Army of Barbies













Amelia Vega
Amelia Vega was crowned Miss Universe on June 3.

At the young age of 18 and with the above average height of a woman, 6'1 Amelia Vega won the crown of Miss Universe as Miss Dominican Republic. As fellow Dominicans cheered for the Hispanic goddess on June 3, 2003, Vega thanked God and her family for all the love and support she had been granted to win the royal crown. She promised to fulfill all the required duties needed to fit her role, while she continues to support the fight against AIDS. The crowning of Vega as Miss Universe was a fairy tale ending for many Dominicans, which acknowledged us as visible individuals within our society.

As a Dominican American living in New York City, I see that we're recognized as merely Latinos who live in Washington Heights, creating violence and havoc -- the typical stereotype. Unlike most nationalities, which seem to have a positive icon to represent them, we have very few fellow Dominicans who stand out to prove we also have positive goals and dreams. Therefore, when Vega became the first Dominican to win the crown for Miss Universe, many Dominicans applauded her accomplishment. However, I was disappointed that a greater achievement couldn't be accomplished by my people.

While all congratulated Vega for her hard work and effort, her victory was not seen as a positive event by me.
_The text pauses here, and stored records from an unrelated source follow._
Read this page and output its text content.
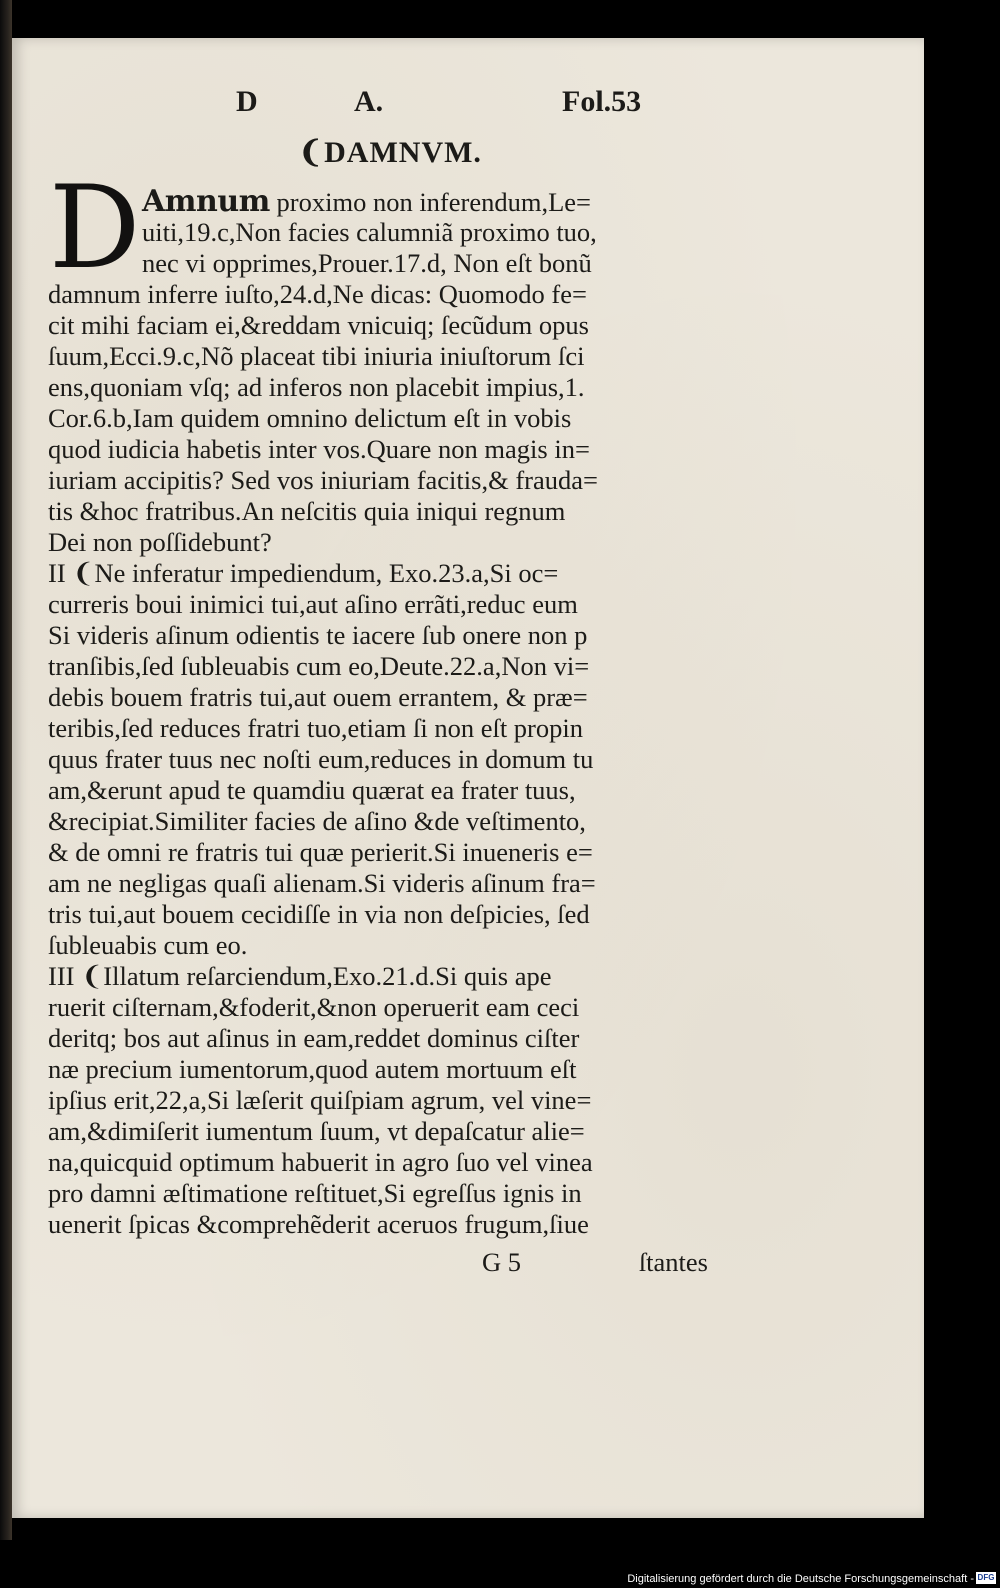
D	A.	Fol.53
❨DAMNVM.
D Amnum proximo non inferendum,Le=
uiti,19.c,Non facies calumniã proximo tuo,
nec vi opprimes,Prouer.17.d, Non eſt bonũ
damnum inferre iuſto,24.d,Ne dicas: Quomodo fe=
cit mihi faciam ei,&reddam vnicuiq; ſecũdum opus
ſuum,Ecci.9.c,Nõ placeat tibi iniuria iniuſtorum ſci
ens,quoniam vſq; ad inferos non placebit impius,1.
Cor.6.b,Iam quidem omnino delictum eſt in vobis
quod iudicia habetis inter vos.Quare non magis in=
iuriam accipitis? Sed vos iniuriam facitis,& frauda=
tis &hoc fratribus.An neſcitis quia iniqui regnum
Dei non poſſidebunt?
II ❨Ne inferatur impediendum, Exo.23.a,Si oc=
curreris boui inimici tui,aut aſino errãti,reduc eum
Si videris aſinum odientis te iacere ſub onere non p
tranſibis,ſed ſubleuabis cum eo,Deute.22.a,Non vi=
debis bouem fratris tui,aut ouem errantem, & præ=
teribis,ſed reduces fratri tuo,etiam ſi non eſt propin
quus frater tuus nec noſti eum,reduces in domum tu
am,&erunt apud te quamdiu quærat ea frater tuus,
&recipiat.Similiter facies de aſino &de veſtimento,
& de omni re fratris tui quæ perierit.Si inueneris e=
am ne negligas quaſi alienam.Si videris aſinum fra=
tris tui,aut bouem cecidiſſe in via non deſpicies, ſed
ſubleuabis cum eo.
III ❨Illatum reſarciendum,Exo.21.d.Si quis ape
ruerit ciſternam,&foderit,&non operuerit eam ceci
deritq; bos aut aſinus in eam,reddet dominus ciſter
næ precium iumentorum,quod autem mortuum eſt
ipſius erit,22,a,Si læſerit quiſpiam agrum, vel vine=
am,&dimiſerit iumentum ſuum, vt depaſcatur alie=
na,quicquid optimum habuerit in agro ſuo vel vinea
pro damni æſtimatione reſtituet,Si egreſſus ignis in
uenerit ſpicas &comprehẽderit aceruos frugum,ſiue
G 5	ſtantes
Digitalisierung gefördert durch die Deutsche Forschungsgemeinschaft - DFG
I am saddened to see that not even my own people can realize how beauty pageants affect us within our society. While it's true that Vega's role as Miss Universe makes Dominicans more visible, Miss Universe is not an empowering role for women and does more harm than good.

The great tragedy of Miss Universe lies behind the army of live Barbies in the pageant. These women don't have a voice of their own; they are dolls trained to speak with near-perfect structure, damage their cheekbones with plastered smiles, and totter around on dangerously high heels. These women present themselves to millions of television viewers, who will judge them on their looks and not on what lies beneath their plastic shell.

While millions of girls are hitting the books to attend decent colleges and earn scholarships, these dolls are granted full-fledge checks for having the most amount of makeup applied on their skins. If you happened to watch the Miss Universe pageant, you may have noticed that when the contestants wore bathing suits, the skin tones on their faces didn't match the tone of the rest of their bodies. Intelligent, average-looking hard workers are never fully acknowledged for their efforts, while participants of a glamour boot camp are crowned as royalty.

What saddens me most about the Miss Universe pageant is the distribution of money for this contest. According to ABC News Online, the government of Panama, who hosted this year's Miss Universe event, spent nine million dollars on the event. At the same time, 40% of the Panamanian population lives in poverty. That's nine millions dollars that could have fed hungry people, but was instead spent on beauty queens.

The ideal woman is not someone who will try to look her best just to win the hearts of people. A real woman is proud of her natural looks, yet she is not afraid to be sexy. She has the sweat of manual labor dripping from her forehead. She is found hitting the books, not in the bathroom throwing up to lose a few pounds. Before she learns to respect others and become of aid, she loves herself first. She doesn't need the praises of a man, rather the wisdom of a mother. Above all, she speaks her mind, and doesn't recite words like a trainee. This is the person I want to represent the universe.

I believe that changing the image of the ideal woman will help Dominicans. If we are the first ethnic group that can portray inner beauty as a gift, then society will become more accepting of all types of women, rather than only a makeup infested one. If Miss Dominican equally showed off her intelligence and her beauty, it would have proved to the world that intelligence is what makes a person stand out as a positive icon in society. People would be able to see Dominicans as smart, capable, and successful. Young Dominicans would have a role model, and above all, Miss Dominican would help break down the stereotypes that haunt Dominicans within our neighborhoods.

Stephanie Nolasco is a 17-year-old student from New York City.